Shortly afterwards, the FA appointed Mr James Dingemans QC to conduct a review of D’s allegations. On 20 May 2011, Mr Dingemans interviewed D, during which D declined to add anything to his statement made before the CMSC. Doing so, D explained in his witness statement before Mr Dingemans, might cause him to stray into territory not covered by Parliamentary privilege.
C issued claims in defamation and malicious falsehood against D in respect of four publications made outside Parliament: (1) D’s oral evidence given to Mr Dingemans on 20 May 2011; (2) D’s witness statement published to Mr Dingemans and (3) and (4) the publication by Mr Dingemans of reports to the FIFA and FA, respectively.

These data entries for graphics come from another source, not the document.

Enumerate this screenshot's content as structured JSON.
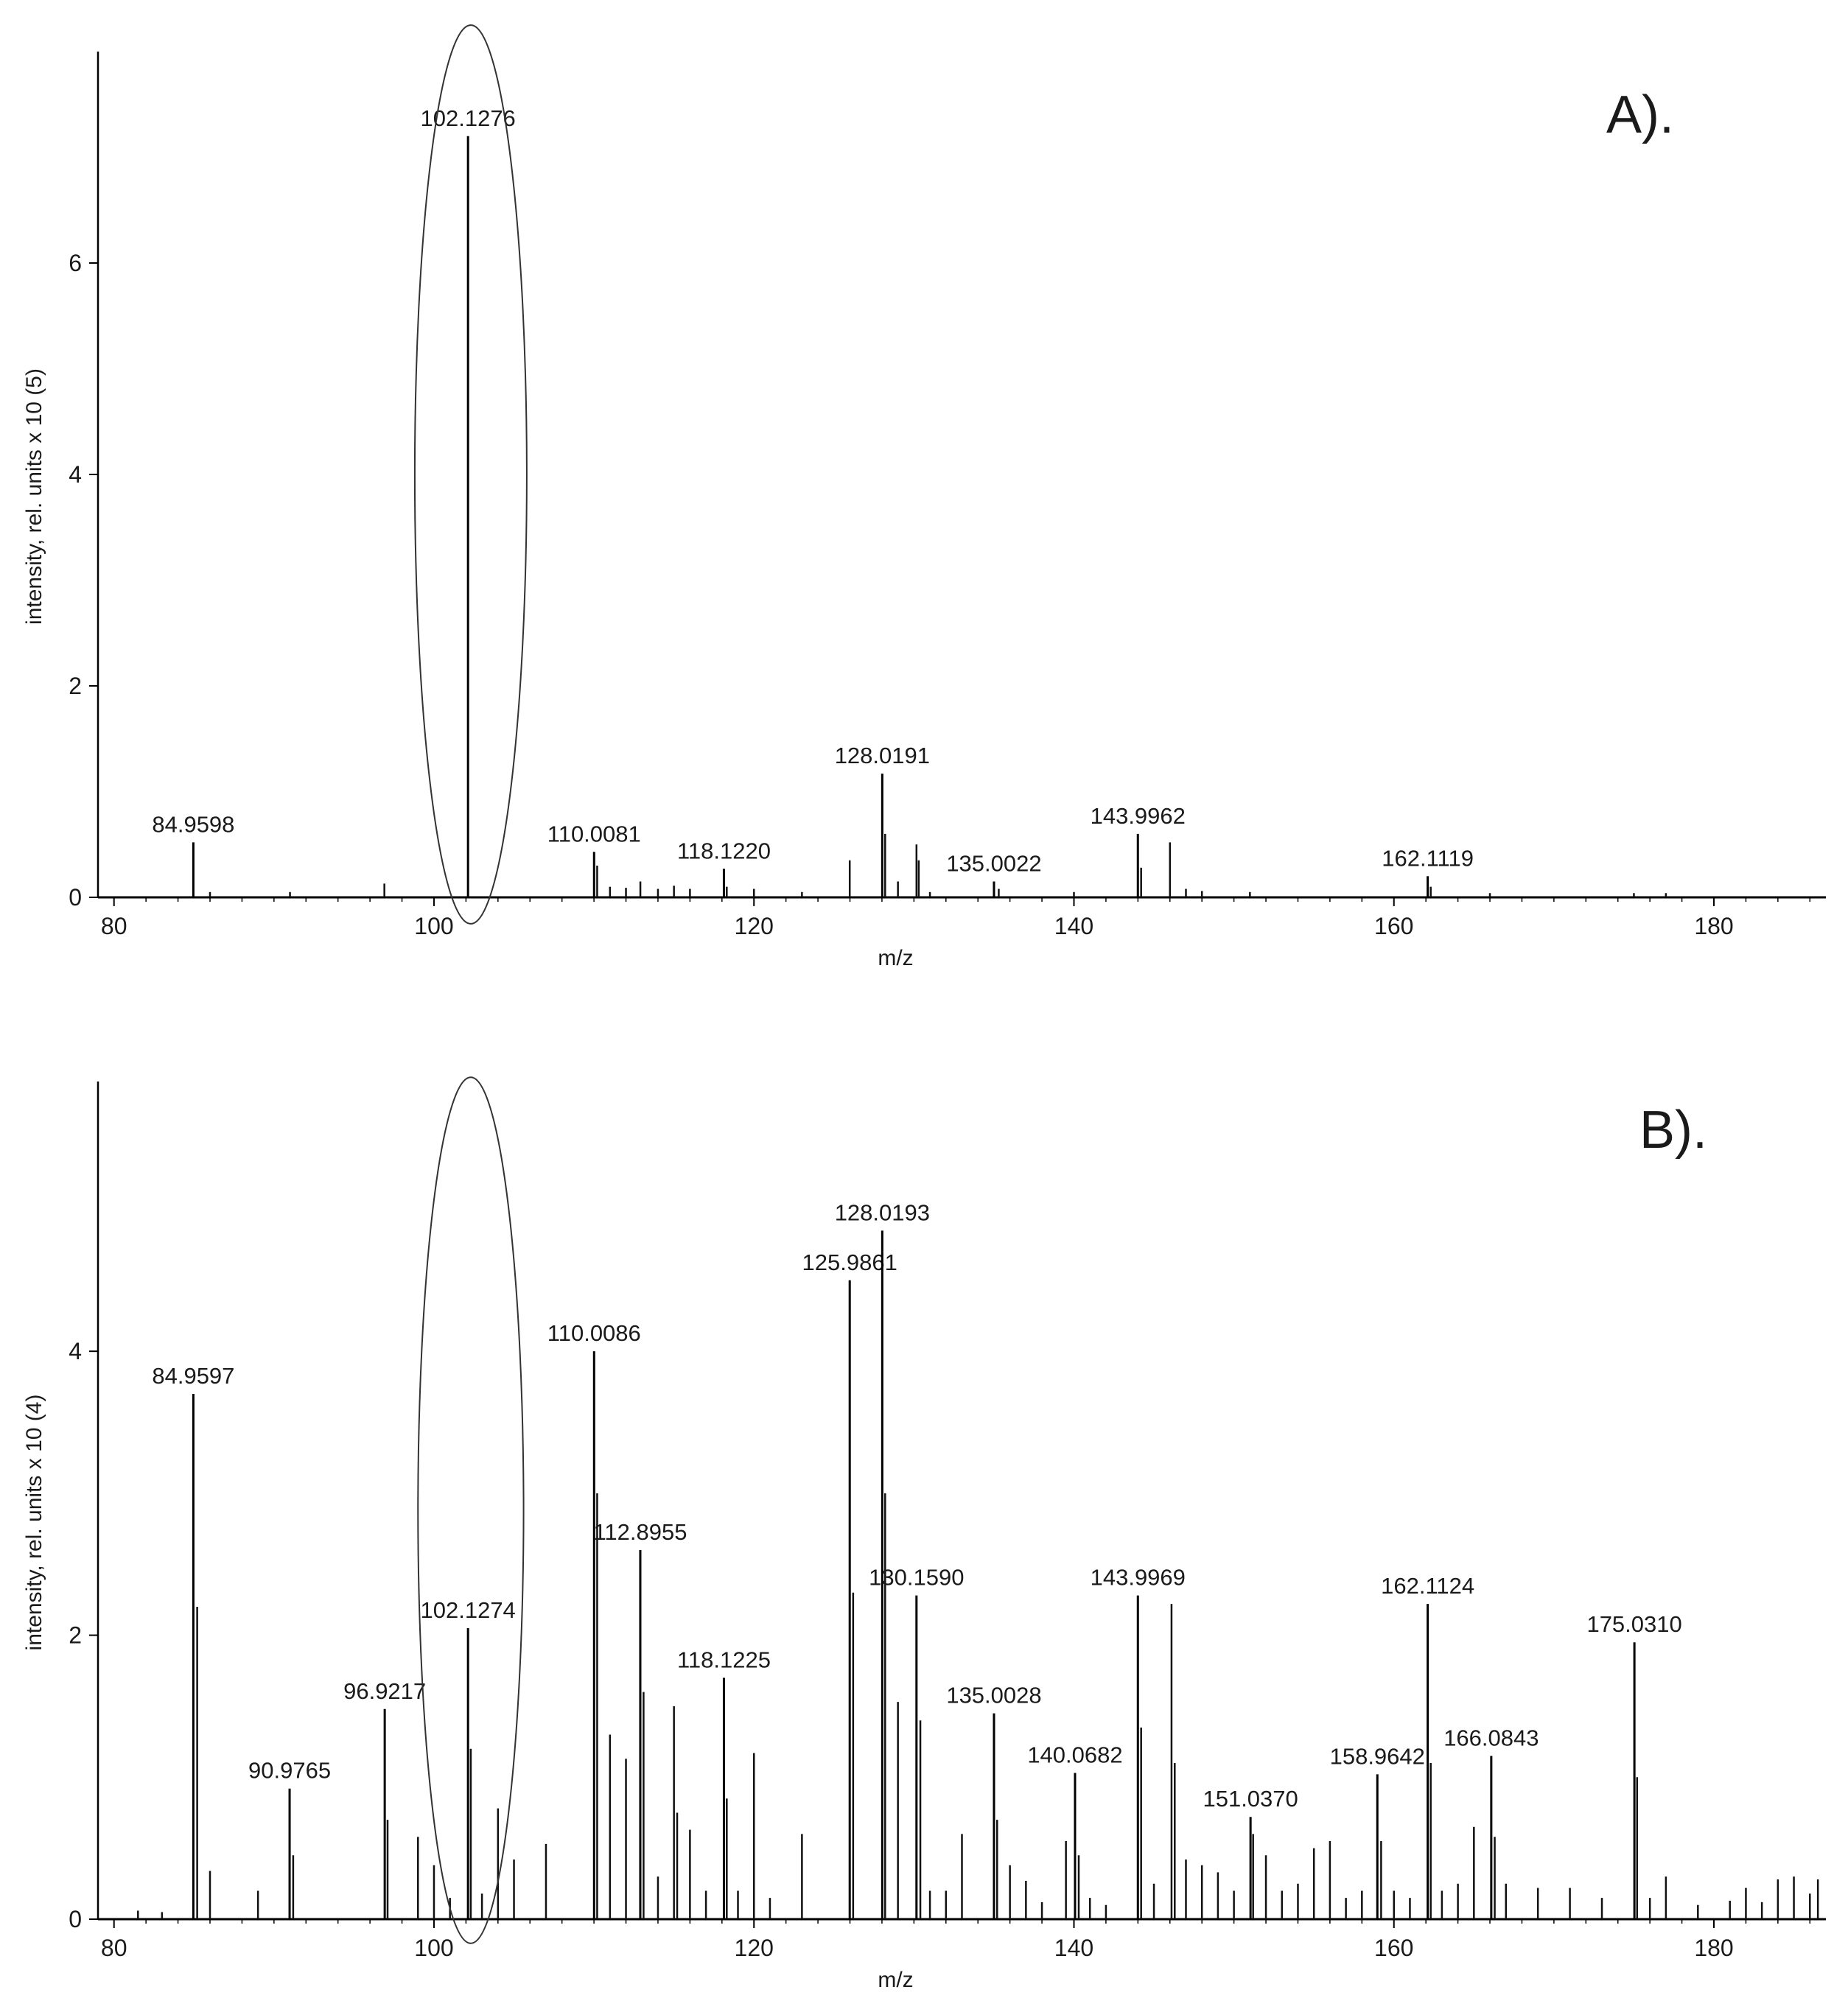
{
  "chart_data": [
    {
      "type": "spectrum",
      "panel_label": "A).",
      "xlabel": "m/z",
      "ylabel": "intensity, rel. units x 10 (5)",
      "xlim": [
        79,
        187
      ],
      "ylim": [
        0,
        8
      ],
      "x_ticks": [
        80,
        100,
        120,
        140,
        160,
        180
      ],
      "y_ticks": [
        0,
        2,
        4,
        6
      ],
      "highlight_ellipse": {
        "center_x": 102.3,
        "center_y": 4.0,
        "radius_x": 3.5,
        "radius_y": 4.25
      },
      "labeled_peaks": [
        {
          "x": 84.9598,
          "y": 0.52,
          "label": "84.9598"
        },
        {
          "x": 102.1276,
          "y": 7.2,
          "label": "102.1276"
        },
        {
          "x": 110.0081,
          "y": 0.43,
          "label": "110.0081"
        },
        {
          "x": 118.122,
          "y": 0.27,
          "label": "118.1220"
        },
        {
          "x": 128.0191,
          "y": 1.17,
          "label": "128.0191"
        },
        {
          "x": 135.0022,
          "y": 0.15,
          "label": "135.0022"
        },
        {
          "x": 143.9962,
          "y": 0.6,
          "label": "143.9962"
        },
        {
          "x": 162.1119,
          "y": 0.2,
          "label": "162.1119"
        }
      ],
      "minor_peaks": [
        {
          "x": 86.0,
          "y": 0.05
        },
        {
          "x": 91.0,
          "y": 0.05
        },
        {
          "x": 96.9,
          "y": 0.13
        },
        {
          "x": 110.2,
          "y": 0.3
        },
        {
          "x": 111.0,
          "y": 0.1
        },
        {
          "x": 112.0,
          "y": 0.09
        },
        {
          "x": 112.9,
          "y": 0.15
        },
        {
          "x": 114.0,
          "y": 0.08
        },
        {
          "x": 115.0,
          "y": 0.11
        },
        {
          "x": 116.0,
          "y": 0.08
        },
        {
          "x": 118.3,
          "y": 0.1
        },
        {
          "x": 120.0,
          "y": 0.08
        },
        {
          "x": 123.0,
          "y": 0.05
        },
        {
          "x": 125.9861,
          "y": 0.35
        },
        {
          "x": 128.2,
          "y": 0.6
        },
        {
          "x": 129.0,
          "y": 0.15
        },
        {
          "x": 130.159,
          "y": 0.5
        },
        {
          "x": 130.3,
          "y": 0.35
        },
        {
          "x": 131.0,
          "y": 0.05
        },
        {
          "x": 135.3,
          "y": 0.08
        },
        {
          "x": 140.0,
          "y": 0.05
        },
        {
          "x": 144.2,
          "y": 0.28
        },
        {
          "x": 146.0,
          "y": 0.52
        },
        {
          "x": 147.0,
          "y": 0.08
        },
        {
          "x": 148.0,
          "y": 0.06
        },
        {
          "x": 151.0,
          "y": 0.05
        },
        {
          "x": 162.3,
          "y": 0.1
        },
        {
          "x": 166.0,
          "y": 0.04
        },
        {
          "x": 175.0,
          "y": 0.04
        },
        {
          "x": 177.0,
          "y": 0.04
        }
      ]
    },
    {
      "type": "spectrum",
      "panel_label": "B).",
      "xlabel": "m/z",
      "ylabel": "intensity, rel. units x 10 (4)",
      "xlim": [
        79,
        187
      ],
      "ylim": [
        0,
        5.9
      ],
      "x_ticks": [
        80,
        100,
        120,
        140,
        160,
        180
      ],
      "y_ticks": [
        0,
        2,
        4
      ],
      "highlight_ellipse": {
        "center_x": 102.3,
        "center_y": 2.88,
        "radius_x": 3.3,
        "radius_y": 3.05
      },
      "labeled_peaks": [
        {
          "x": 84.9597,
          "y": 3.7,
          "label": "84.9597"
        },
        {
          "x": 90.9765,
          "y": 0.92,
          "label": "90.9765"
        },
        {
          "x": 96.9217,
          "y": 1.48,
          "label": "96.9217"
        },
        {
          "x": 102.1274,
          "y": 2.05,
          "label": "102.1274"
        },
        {
          "x": 110.0086,
          "y": 4.0,
          "label": "110.0086"
        },
        {
          "x": 112.8955,
          "y": 2.6,
          "label": "112.8955"
        },
        {
          "x": 118.1225,
          "y": 1.7,
          "label": "118.1225"
        },
        {
          "x": 125.9861,
          "y": 4.5,
          "label": "125.9861"
        },
        {
          "x": 128.0193,
          "y": 4.85,
          "label": "128.0193"
        },
        {
          "x": 130.159,
          "y": 2.28,
          "label": "130.1590"
        },
        {
          "x": 135.0028,
          "y": 1.45,
          "label": "135.0028"
        },
        {
          "x": 140.0682,
          "y": 1.03,
          "label": "140.0682"
        },
        {
          "x": 143.9969,
          "y": 2.28,
          "label": "143.9969"
        },
        {
          "x": 151.037,
          "y": 0.72,
          "label": "151.0370"
        },
        {
          "x": 158.9642,
          "y": 1.02,
          "label": "158.9642"
        },
        {
          "x": 162.1124,
          "y": 2.22,
          "label": "162.1124"
        },
        {
          "x": 166.0843,
          "y": 1.15,
          "label": "166.0843"
        },
        {
          "x": 175.031,
          "y": 1.95,
          "label": "175.0310"
        }
      ],
      "minor_peaks": [
        {
          "x": 81.5,
          "y": 0.06
        },
        {
          "x": 83.0,
          "y": 0.05
        },
        {
          "x": 85.2,
          "y": 2.2
        },
        {
          "x": 86.0,
          "y": 0.34
        },
        {
          "x": 89.0,
          "y": 0.2
        },
        {
          "x": 91.2,
          "y": 0.45
        },
        {
          "x": 97.1,
          "y": 0.7
        },
        {
          "x": 99.0,
          "y": 0.58
        },
        {
          "x": 100.0,
          "y": 0.38
        },
        {
          "x": 101.0,
          "y": 0.15
        },
        {
          "x": 102.3,
          "y": 1.2
        },
        {
          "x": 103.0,
          "y": 0.18
        },
        {
          "x": 104.0,
          "y": 0.78
        },
        {
          "x": 105.0,
          "y": 0.42
        },
        {
          "x": 107.0,
          "y": 0.53
        },
        {
          "x": 110.2,
          "y": 3.0
        },
        {
          "x": 111.0,
          "y": 1.3
        },
        {
          "x": 112.0,
          "y": 1.13
        },
        {
          "x": 113.1,
          "y": 1.6
        },
        {
          "x": 114.0,
          "y": 0.3
        },
        {
          "x": 115.0,
          "y": 1.5
        },
        {
          "x": 115.2,
          "y": 0.75
        },
        {
          "x": 116.0,
          "y": 0.63
        },
        {
          "x": 117.0,
          "y": 0.2
        },
        {
          "x": 118.3,
          "y": 0.85
        },
        {
          "x": 119.0,
          "y": 0.2
        },
        {
          "x": 120.0,
          "y": 1.17
        },
        {
          "x": 121.0,
          "y": 0.15
        },
        {
          "x": 123.0,
          "y": 0.6
        },
        {
          "x": 126.2,
          "y": 2.3
        },
        {
          "x": 128.2,
          "y": 3.0
        },
        {
          "x": 129.0,
          "y": 1.53
        },
        {
          "x": 130.4,
          "y": 1.4
        },
        {
          "x": 131.0,
          "y": 0.2
        },
        {
          "x": 132.0,
          "y": 0.2
        },
        {
          "x": 133.0,
          "y": 0.6
        },
        {
          "x": 135.2,
          "y": 0.7
        },
        {
          "x": 136.0,
          "y": 0.38
        },
        {
          "x": 137.0,
          "y": 0.27
        },
        {
          "x": 138.0,
          "y": 0.12
        },
        {
          "x": 139.5,
          "y": 0.55
        },
        {
          "x": 140.3,
          "y": 0.45
        },
        {
          "x": 141.0,
          "y": 0.15
        },
        {
          "x": 142.0,
          "y": 0.1
        },
        {
          "x": 144.2,
          "y": 1.35
        },
        {
          "x": 145.0,
          "y": 0.25
        },
        {
          "x": 146.1,
          "y": 2.22
        },
        {
          "x": 146.3,
          "y": 1.1
        },
        {
          "x": 147.0,
          "y": 0.42
        },
        {
          "x": 148.0,
          "y": 0.38
        },
        {
          "x": 149.0,
          "y": 0.33
        },
        {
          "x": 150.0,
          "y": 0.2
        },
        {
          "x": 151.2,
          "y": 0.6
        },
        {
          "x": 152.0,
          "y": 0.45
        },
        {
          "x": 153.0,
          "y": 0.2
        },
        {
          "x": 154.0,
          "y": 0.25
        },
        {
          "x": 155.0,
          "y": 0.5
        },
        {
          "x": 156.0,
          "y": 0.55
        },
        {
          "x": 157.0,
          "y": 0.15
        },
        {
          "x": 158.0,
          "y": 0.2
        },
        {
          "x": 159.2,
          "y": 0.55
        },
        {
          "x": 160.0,
          "y": 0.2
        },
        {
          "x": 161.0,
          "y": 0.15
        },
        {
          "x": 162.3,
          "y": 1.1
        },
        {
          "x": 163.0,
          "y": 0.2
        },
        {
          "x": 164.0,
          "y": 0.25
        },
        {
          "x": 165.0,
          "y": 0.65
        },
        {
          "x": 166.3,
          "y": 0.58
        },
        {
          "x": 167.0,
          "y": 0.25
        },
        {
          "x": 169.0,
          "y": 0.22
        },
        {
          "x": 171.0,
          "y": 0.22
        },
        {
          "x": 173.0,
          "y": 0.15
        },
        {
          "x": 175.2,
          "y": 1.0
        },
        {
          "x": 176.0,
          "y": 0.15
        },
        {
          "x": 177.0,
          "y": 0.3
        },
        {
          "x": 179.0,
          "y": 0.1
        },
        {
          "x": 181.0,
          "y": 0.13
        },
        {
          "x": 182.0,
          "y": 0.22
        },
        {
          "x": 183.0,
          "y": 0.12
        },
        {
          "x": 184.0,
          "y": 0.28
        },
        {
          "x": 185.0,
          "y": 0.3
        },
        {
          "x": 186.0,
          "y": 0.18
        },
        {
          "x": 186.5,
          "y": 0.28
        }
      ]
    }
  ]
}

Tugendhat J found that all four publications complained of were made on occasions of qualified privilege, defeated only the presence of malice on D’s behalf. The judge accepted that the court could not enquire into D’s state of mind before Mr Dingemans without also enquiring into his state of mind before the CMSC. This would violate Article 9 of the Bill of Rights 1689, which provides that the freedom of speech, and debates or proceedings in Parliament, ought not to be impeached or questioned in any court or place outside of Parliament. In the alternative, Tugendhat J held that an acceptance of C’s evidence at trial would not entail the conclusion that D had been dishonest: it was equally consistent with his having been mistaken.
C appealed, arguing that his claim did not constitute an affront to Article 9 as it did not target anything said in Parliament but only what D had said (or conveyed by reference) to Mr Dingemans. C appealed on two further grounds relating to Tugendhat J’s finding on malice and striking out of C’s claim in respect of the online publication of D’s oral evidence in front of Mr Dingemans (see - of LJ Laws judgment). The main thrust of the appeal, however, lay in the discussion of the ambit of the protection afforded by Article 9.